I don't doubt that there could be some unlock errors using try_lock
, especially when the actors are starting, but these errors are transient and just indicate contention on the Mutex
. It doesn't indicate to me that the Mutex
is at fault. For the Mutex
to be at fault, there would need to be a deadlock that prevents the program from making progress. There are two ways a deadlock could occur:
- One thread acquires the lock twice (not possible, as node code path attempts this)
- There were two or more locks acquired in cyclic way (not possible, as there is only one
Mutex
)
If blocking on the lock explained the actors failing to stop, you would expect the first println!
would run but not the second:
fn stopped(&mut self, ctx: &mut Self::Context) {
println!("A firehose is stopping");
FIREHOSES.lock().unwrap().remove(&ctx.address().recipient());
println!("A firehose stopped");
}
However, when the data size is set to 10000
, neither println!
runs and the actors stay running. While running, they don't touch the mutex except when starting (they all start fine) and stopping (they don't even try to stop). It doesn't matter if the sender blocks, as it is running it its own spawned thread, but I have also verified it doesn't block for significant time (it sends to an unbounded queue).

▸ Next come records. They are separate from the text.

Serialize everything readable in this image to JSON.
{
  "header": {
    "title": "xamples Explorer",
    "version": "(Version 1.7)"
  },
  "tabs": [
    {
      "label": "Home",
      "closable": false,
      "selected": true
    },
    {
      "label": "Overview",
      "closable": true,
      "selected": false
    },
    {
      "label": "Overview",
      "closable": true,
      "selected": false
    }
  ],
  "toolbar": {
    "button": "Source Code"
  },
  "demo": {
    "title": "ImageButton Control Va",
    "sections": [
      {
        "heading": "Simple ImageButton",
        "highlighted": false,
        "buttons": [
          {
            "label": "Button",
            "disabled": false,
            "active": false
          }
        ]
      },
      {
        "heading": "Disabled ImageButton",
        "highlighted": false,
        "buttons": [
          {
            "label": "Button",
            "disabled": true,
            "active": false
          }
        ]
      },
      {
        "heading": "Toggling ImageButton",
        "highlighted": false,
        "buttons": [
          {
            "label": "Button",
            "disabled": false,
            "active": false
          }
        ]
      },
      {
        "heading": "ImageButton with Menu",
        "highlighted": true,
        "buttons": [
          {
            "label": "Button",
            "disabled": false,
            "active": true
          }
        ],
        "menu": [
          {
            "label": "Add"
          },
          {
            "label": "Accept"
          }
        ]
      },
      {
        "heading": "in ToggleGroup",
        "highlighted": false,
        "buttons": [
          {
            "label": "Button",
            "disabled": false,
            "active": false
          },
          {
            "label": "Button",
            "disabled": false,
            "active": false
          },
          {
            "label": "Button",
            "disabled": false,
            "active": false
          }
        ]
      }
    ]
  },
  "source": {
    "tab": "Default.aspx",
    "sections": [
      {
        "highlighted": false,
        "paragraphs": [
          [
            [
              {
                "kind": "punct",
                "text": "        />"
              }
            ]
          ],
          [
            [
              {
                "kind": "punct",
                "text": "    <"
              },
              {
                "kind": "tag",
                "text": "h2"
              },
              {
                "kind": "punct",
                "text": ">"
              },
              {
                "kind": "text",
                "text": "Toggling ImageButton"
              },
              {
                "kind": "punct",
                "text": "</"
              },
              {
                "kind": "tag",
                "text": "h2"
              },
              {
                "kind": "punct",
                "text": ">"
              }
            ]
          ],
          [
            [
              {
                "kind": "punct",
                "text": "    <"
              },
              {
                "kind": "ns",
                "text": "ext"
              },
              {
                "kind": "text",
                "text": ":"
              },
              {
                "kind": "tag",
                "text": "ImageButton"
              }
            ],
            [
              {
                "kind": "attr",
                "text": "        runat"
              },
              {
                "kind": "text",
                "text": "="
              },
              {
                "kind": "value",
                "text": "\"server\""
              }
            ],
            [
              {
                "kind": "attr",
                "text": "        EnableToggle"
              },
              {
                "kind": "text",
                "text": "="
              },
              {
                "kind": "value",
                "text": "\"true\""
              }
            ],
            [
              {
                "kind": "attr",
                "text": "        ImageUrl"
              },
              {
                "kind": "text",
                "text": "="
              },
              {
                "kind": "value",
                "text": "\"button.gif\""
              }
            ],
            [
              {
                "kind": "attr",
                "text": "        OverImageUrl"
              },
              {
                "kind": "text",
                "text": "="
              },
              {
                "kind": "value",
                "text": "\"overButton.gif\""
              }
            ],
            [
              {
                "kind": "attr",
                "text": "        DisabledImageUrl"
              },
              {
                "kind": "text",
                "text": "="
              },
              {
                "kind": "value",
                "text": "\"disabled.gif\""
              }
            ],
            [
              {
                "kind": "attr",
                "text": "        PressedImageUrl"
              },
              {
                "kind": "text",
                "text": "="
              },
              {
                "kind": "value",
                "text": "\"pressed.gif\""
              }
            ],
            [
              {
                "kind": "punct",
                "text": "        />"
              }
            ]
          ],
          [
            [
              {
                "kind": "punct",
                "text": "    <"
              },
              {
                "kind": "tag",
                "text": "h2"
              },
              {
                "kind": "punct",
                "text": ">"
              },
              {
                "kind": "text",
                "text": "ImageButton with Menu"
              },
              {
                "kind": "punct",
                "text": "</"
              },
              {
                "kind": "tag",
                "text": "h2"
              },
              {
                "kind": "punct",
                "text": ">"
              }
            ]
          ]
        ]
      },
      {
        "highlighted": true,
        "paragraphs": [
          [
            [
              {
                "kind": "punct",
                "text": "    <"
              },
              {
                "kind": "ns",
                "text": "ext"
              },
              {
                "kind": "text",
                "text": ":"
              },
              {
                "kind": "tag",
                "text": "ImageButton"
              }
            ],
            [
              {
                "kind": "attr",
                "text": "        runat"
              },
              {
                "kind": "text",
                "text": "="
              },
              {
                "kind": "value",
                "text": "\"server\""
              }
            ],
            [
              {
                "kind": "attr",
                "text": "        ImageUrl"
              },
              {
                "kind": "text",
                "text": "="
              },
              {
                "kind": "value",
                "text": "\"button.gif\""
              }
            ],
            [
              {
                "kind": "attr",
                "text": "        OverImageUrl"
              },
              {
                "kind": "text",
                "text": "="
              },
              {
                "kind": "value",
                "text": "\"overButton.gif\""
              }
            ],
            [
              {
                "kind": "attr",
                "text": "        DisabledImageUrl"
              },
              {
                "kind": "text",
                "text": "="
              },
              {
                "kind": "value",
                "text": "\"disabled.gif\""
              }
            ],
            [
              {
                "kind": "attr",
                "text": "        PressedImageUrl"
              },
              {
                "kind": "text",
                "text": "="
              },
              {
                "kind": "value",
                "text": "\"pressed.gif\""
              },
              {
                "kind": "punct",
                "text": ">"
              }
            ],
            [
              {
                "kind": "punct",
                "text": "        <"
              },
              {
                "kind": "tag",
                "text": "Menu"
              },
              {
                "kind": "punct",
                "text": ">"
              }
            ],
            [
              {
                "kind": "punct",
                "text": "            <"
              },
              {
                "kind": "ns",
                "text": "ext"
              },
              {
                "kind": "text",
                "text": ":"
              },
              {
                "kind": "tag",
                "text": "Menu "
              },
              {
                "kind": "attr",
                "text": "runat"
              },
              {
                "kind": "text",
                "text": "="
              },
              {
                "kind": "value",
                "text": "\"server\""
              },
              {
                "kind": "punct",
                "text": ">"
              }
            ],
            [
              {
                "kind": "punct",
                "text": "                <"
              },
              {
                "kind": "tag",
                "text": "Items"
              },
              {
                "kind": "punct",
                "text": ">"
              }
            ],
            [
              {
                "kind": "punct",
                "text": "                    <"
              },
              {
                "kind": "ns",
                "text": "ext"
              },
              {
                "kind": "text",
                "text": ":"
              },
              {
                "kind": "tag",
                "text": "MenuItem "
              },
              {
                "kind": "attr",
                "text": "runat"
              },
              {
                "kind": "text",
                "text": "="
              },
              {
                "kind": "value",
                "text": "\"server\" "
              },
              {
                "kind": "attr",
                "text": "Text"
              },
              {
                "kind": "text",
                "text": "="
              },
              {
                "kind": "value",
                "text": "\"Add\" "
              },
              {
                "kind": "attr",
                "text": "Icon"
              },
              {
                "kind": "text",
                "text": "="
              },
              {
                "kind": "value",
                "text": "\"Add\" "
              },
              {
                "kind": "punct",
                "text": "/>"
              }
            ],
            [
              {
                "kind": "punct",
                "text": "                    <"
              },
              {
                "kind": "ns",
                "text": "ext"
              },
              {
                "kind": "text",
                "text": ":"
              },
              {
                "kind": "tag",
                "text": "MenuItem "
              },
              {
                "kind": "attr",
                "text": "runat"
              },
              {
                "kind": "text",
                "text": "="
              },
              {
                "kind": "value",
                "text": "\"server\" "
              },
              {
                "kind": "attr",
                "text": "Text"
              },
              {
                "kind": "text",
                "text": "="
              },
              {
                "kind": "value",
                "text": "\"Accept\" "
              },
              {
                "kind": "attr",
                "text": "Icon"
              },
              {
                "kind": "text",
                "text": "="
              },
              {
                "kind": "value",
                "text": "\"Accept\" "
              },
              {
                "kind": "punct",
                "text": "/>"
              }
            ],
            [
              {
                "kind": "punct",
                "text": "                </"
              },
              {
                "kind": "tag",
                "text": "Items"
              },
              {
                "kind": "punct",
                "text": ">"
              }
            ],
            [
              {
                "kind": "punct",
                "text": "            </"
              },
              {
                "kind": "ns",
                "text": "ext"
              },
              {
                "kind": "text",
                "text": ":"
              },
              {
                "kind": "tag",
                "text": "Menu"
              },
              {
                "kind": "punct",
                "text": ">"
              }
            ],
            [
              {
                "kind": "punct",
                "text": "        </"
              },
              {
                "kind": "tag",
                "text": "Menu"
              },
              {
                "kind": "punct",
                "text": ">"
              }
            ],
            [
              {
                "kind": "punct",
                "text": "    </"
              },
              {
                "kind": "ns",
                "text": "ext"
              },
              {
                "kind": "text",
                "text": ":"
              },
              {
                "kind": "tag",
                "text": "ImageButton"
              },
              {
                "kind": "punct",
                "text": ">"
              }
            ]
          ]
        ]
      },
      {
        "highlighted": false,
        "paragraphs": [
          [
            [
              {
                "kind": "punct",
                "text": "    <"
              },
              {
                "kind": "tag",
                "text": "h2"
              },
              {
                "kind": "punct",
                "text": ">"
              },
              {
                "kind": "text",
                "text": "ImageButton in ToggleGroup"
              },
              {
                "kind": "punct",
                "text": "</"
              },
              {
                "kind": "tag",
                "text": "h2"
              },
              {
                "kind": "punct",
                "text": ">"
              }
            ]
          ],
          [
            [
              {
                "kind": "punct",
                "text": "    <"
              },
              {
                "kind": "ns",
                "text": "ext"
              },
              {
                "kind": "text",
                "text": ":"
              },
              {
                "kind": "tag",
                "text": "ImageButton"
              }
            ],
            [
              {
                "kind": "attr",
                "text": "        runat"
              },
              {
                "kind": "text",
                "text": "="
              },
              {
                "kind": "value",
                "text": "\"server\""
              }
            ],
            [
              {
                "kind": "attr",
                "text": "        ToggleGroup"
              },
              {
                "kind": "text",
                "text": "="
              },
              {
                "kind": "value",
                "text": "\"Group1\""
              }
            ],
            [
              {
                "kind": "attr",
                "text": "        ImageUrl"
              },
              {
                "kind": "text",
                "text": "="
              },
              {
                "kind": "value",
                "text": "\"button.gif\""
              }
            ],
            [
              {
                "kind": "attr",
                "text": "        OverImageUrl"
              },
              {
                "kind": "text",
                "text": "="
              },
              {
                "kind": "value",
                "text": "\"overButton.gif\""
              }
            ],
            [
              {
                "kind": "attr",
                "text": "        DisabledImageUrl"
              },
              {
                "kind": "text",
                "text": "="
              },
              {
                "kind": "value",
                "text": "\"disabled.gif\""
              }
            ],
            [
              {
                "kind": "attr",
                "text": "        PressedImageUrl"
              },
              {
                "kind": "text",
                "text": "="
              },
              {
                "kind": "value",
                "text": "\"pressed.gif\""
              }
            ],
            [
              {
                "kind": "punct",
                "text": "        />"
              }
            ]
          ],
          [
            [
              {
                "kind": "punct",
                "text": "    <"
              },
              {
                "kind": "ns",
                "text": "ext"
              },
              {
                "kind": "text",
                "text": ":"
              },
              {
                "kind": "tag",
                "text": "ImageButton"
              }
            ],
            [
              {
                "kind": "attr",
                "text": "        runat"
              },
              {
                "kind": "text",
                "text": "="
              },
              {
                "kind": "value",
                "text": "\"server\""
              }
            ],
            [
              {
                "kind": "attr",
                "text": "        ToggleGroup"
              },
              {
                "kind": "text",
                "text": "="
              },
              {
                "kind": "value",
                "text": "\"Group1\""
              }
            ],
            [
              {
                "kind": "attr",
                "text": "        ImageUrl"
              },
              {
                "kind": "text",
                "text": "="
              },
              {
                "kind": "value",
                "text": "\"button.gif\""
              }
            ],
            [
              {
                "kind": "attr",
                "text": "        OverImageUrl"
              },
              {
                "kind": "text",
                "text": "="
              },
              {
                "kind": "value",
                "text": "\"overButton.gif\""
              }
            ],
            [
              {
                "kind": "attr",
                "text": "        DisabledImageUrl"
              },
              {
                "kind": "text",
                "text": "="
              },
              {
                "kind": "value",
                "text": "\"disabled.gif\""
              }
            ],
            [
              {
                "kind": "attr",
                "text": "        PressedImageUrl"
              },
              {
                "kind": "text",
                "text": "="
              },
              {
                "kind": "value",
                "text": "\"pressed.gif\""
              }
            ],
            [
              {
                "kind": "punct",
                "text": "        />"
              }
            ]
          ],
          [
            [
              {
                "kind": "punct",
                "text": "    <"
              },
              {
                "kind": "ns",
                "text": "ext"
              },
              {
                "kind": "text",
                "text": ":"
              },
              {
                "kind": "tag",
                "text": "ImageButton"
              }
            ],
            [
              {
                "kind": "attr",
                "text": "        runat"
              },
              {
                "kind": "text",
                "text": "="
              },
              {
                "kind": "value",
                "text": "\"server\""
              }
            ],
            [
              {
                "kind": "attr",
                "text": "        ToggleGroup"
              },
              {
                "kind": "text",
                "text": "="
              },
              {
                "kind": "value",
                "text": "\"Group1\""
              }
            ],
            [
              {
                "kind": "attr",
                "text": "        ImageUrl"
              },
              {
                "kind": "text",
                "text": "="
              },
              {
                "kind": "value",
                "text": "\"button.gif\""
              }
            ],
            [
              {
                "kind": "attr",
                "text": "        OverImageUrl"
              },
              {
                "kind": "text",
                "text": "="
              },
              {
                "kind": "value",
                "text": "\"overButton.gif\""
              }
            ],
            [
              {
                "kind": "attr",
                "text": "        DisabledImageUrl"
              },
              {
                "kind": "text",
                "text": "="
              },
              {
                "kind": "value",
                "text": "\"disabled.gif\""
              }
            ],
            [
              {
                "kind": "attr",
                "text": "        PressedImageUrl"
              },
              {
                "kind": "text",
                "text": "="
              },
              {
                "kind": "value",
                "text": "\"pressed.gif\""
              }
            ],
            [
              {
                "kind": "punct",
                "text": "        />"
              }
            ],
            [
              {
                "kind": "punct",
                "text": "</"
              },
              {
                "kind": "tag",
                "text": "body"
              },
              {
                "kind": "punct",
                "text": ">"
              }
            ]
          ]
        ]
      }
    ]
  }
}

I've updated my code to use the latest version of actix* and the issue is still reproducible.
I'm not really convinced that this is an actix issue and refactoring code to async aware mutex like this or this.
According to the async mutex documentation, the main benefit is that you can hold them across await
points, which my code isn't doing.
@finnbear thank you for all your time. I was experiencing different issues, but your case still seems to be a bug.
@finnbear thank you for all your time. I was experiencing different issues, but your case still seems to be a bug.
No problem, glad you were able to resolve your issue! :+1:
Since the actix
actor framework is in maintenance mode and the workaround for this issue is clear and reasonable, I'm going to close this.
We are exploring a non-actor alternative to WebSockets to be built-in to Actix Web in the near future.
For now the actix-ws
crate is a good alternative. Examples of it's use can be found here under the *-actorless directories.